Lumino Datagrid requires the row sizes to be known apriori or the grid scrolling calculations will be incorrect. The sectionlist object maintains a default row size and then efficiently stores rows/columns with differing heights/widths. As you can see from this comment - https://github.com/jupyterlab/lumino/blob/master/packages/datagrid/src/sectionlist.ts#L100-L104, resetting all sections to a default size is linear in number of resized sections instead of O(1). You could leverage a similar type of object for regular-table to support variable size rows/columns.

telamonian commented 3 years ago

Lumino Datagrid requires the row sizes to be known apriori

@nmichaud Thanks for your insight. That was my takeaway from reading through the code in @lumino/datagrid. But there's 7000+ lines of code in that package, so it's nice to get some confirmation.

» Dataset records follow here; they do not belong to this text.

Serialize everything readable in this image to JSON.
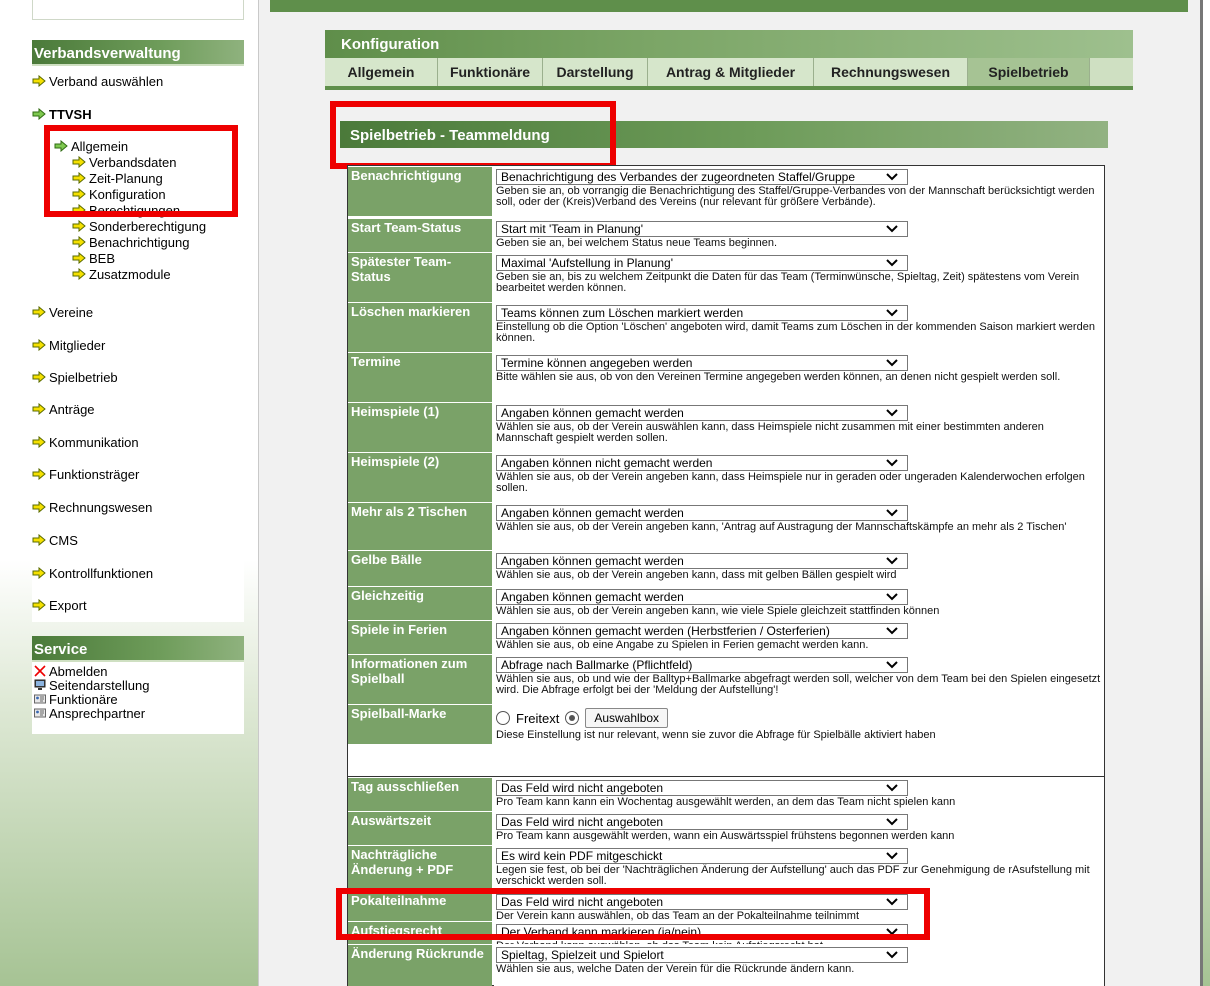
{
  "nav": {
    "title": "Verbandsverwaltung",
    "select_verband": "Verband auswählen",
    "org": "TTVSH",
    "allgemein": "Allgemein",
    "allgemein_sub": [
      "Verbandsdaten",
      "Zeit-Planung",
      "Konfiguration",
      "Berechtigungen",
      "Sonderberechtigung",
      "Benachrichtigung",
      "BEB",
      "Zusatzmodule"
    ],
    "sections": [
      "Vereine",
      "Mitglieder",
      "Spielbetrieb",
      "Anträge",
      "Kommunikation",
      "Funktionsträger",
      "Rechnungswesen",
      "CMS",
      "Kontrollfunktionen",
      "Export"
    ]
  },
  "service": {
    "title": "Service",
    "items": [
      {
        "label": "Abmelden",
        "icon": "close-icon"
      },
      {
        "label": "Seitendarstellung",
        "icon": "monitor-icon"
      },
      {
        "label": "Funktionäre",
        "icon": "contact-card-icon"
      },
      {
        "label": "Ansprechpartner",
        "icon": "contact-card-icon"
      }
    ]
  },
  "config": {
    "title": "Konfiguration",
    "tabs": [
      "Allgemein",
      "Funktionäre",
      "Darstellung",
      "Antrag & Mitglieder",
      "Rechnungswesen",
      "Spielbetrieb"
    ],
    "active_tab": "Spielbetrieb"
  },
  "section": {
    "title": "Spielbetrieb - Teammeldung"
  },
  "rows": [
    {
      "label": "Benachrichtigung",
      "select": "Benachrichtigung des Verbandes der zugeordneten Staffel/Gruppe",
      "desc": "Geben sie an, ob vorrangig die Benachrichtigung des Staffel/Gruppe-Verbandes von der Mannschaft berücksichtigt werden soll, oder der (Kreis)Verband des Vereins (nur relevant für größere Verbände)."
    },
    {
      "label": "Start Team-Status",
      "select": "Start mit 'Team in Planung'",
      "desc": "Geben sie an, bei welchem Status neue Teams beginnen."
    },
    {
      "label": "Spätester Team-Status",
      "select": "Maximal 'Aufstellung in Planung'",
      "desc": "Geben sie an, bis zu welchem Zeitpunkt die Daten für das Team (Terminwünsche, Spieltag, Zeit) spätestens vom Verein bearbeitet werden können."
    },
    {
      "label": "Löschen markieren",
      "select": "Teams können zum Löschen markiert werden",
      "desc": "Einstellung ob die Option 'Löschen' angeboten wird, damit Teams zum Löschen in der kommenden Saison markiert werden können."
    },
    {
      "label": "Termine",
      "select": "Termine können angegeben werden",
      "desc": "Bitte wählen sie aus, ob von den Vereinen Termine angegeben werden können, an denen nicht gespielt werden soll."
    },
    {
      "label": "Heimspiele (1)",
      "select": "Angaben können gemacht werden",
      "desc": "Wählen sie aus, ob der Verein auswählen kann, dass Heimspiele nicht zusammen mit einer bestimmten anderen Mannschaft gespielt werden sollen."
    },
    {
      "label": "Heimspiele (2)",
      "select": "Angaben können nicht gemacht werden",
      "desc": "Wählen sie aus, ob der Verein angeben kann, dass Heimspiele nur in geraden oder ungeraden Kalenderwochen erfolgen sollen."
    },
    {
      "label": "Mehr als 2 Tischen",
      "select": "Angaben können gemacht werden",
      "desc": "Wählen sie aus, ob der Verein angeben kann, 'Antrag auf Austragung der Mannschaftskämpfe an mehr als 2 Tischen'"
    },
    {
      "label": "Gelbe Bälle",
      "select": "Angaben können gemacht werden",
      "desc": "Wählen sie aus, ob der Verein angeben kann, dass mit gelben Bällen gespielt wird"
    },
    {
      "label": "Gleichzeitig",
      "select": "Angaben können gemacht werden",
      "desc": "Wählen sie aus, ob der Verein angeben kann, wie viele Spiele gleichzeit stattfinden können"
    },
    {
      "label": "Spiele in Ferien",
      "select": "Angaben können gemacht werden (Herbstferien / Osterferien)",
      "desc": "Wählen sie aus, ob eine Angabe zu Spielen in Ferien gemacht werden kann."
    },
    {
      "label": "Informationen zum Spielball",
      "select": "Abfrage nach Ballmarke (Pflichtfeld)",
      "desc": "Wählen sie aus, ob und wie der Balltyp+Ballmarke abgefragt werden soll, welcher von dem Team bei den Spielen eingesetzt wird. Die Abfrage erfolgt bei der 'Meldung der Aufstellung'!"
    },
    {
      "label": "Spielball-Marke",
      "radio1": "Freitext",
      "button": "Auswahlbox",
      "desc": "Diese Einstellung ist nur relevant, wenn sie zuvor die Abfrage für Spielbälle aktiviert haben"
    },
    {
      "label": "Tag ausschließen",
      "select": "Das Feld wird nicht angeboten",
      "desc": "Pro Team kann kann ein Wochentag ausgewählt werden, an dem das Team nicht spielen kann"
    },
    {
      "label": "Auswärtszeit",
      "select": "Das Feld wird nicht angeboten",
      "desc": "Pro Team kann ausgewählt werden, wann ein Auswärtsspiel frühstens begonnen werden kann"
    },
    {
      "label": "Nachträgliche Änderung + PDF",
      "select": "Es wird kein PDF mitgeschickt",
      "desc": "Legen sie fest, ob bei der 'Nachträglichen Änderung der Aufstellung' auch das PDF zur Genehmigung de rAsufstellung mit verschickt werden soll."
    },
    {
      "label": "Pokalteilnahme",
      "select": "Das Feld wird nicht angeboten",
      "desc": "Der Verein kann auswählen, ob das Team an der Pokalteilnahme teilnimmt"
    },
    {
      "label": "Aufstiegsrecht",
      "select": "Der Verband kann markieren (ja/nein)",
      "desc": "Der Verband kann auswählen, ob das Team kein Aufstiegsrecht hat."
    },
    {
      "label": "Änderung Rückrunde",
      "select": "Spieltag, Spielzeit und Spielort",
      "desc": "Wählen sie aus, welche Daten der Verein für die Rückrunde ändern kann."
    }
  ],
  "colors": {
    "highlight": "#ee0000",
    "header_green": "#5f8f4b",
    "label_green": "#7aa268"
  }
}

It would be nice to get something like SectionList into regular-table, along with the related support for explicit row heights. I opened an issue for it at jpmorganchase/regular-table#122

aiqc commented 3 years ago

Should the grid viewer get its own icon in the left sidebar and launcher? Rather than just appearing when the user opens a csv file.

image

image

It would be amazing if this supported multi-dimensional structures: rows x column x depth. e.g in-memory 3D numpy arrays and .npy files.

jasongrout commented 3 years ago

This issue is on the 4.0 planning project. In the JupyterLab dev meeting this morning, we did not find anyone who was willing to do this by the end of the year to make the 4.0 release. If there is someone willing to work on this, please comment here (and please come to the JLab dev meeting and let us know). If no one has volunteered by next week (10 Nov), we'll take it off of the 4.0 planning project. If someone volunteers to do it by the end of the year, we can always put it back on the 4.0 roadmap.

JasonWeill commented 2 years ago

MUI Data Grid and MUI Table do not use canvas rendering, are more friendly with CSS customization, and are open source under the MIT License. My team has been using MUI Table in the Jupyter Scheduler project.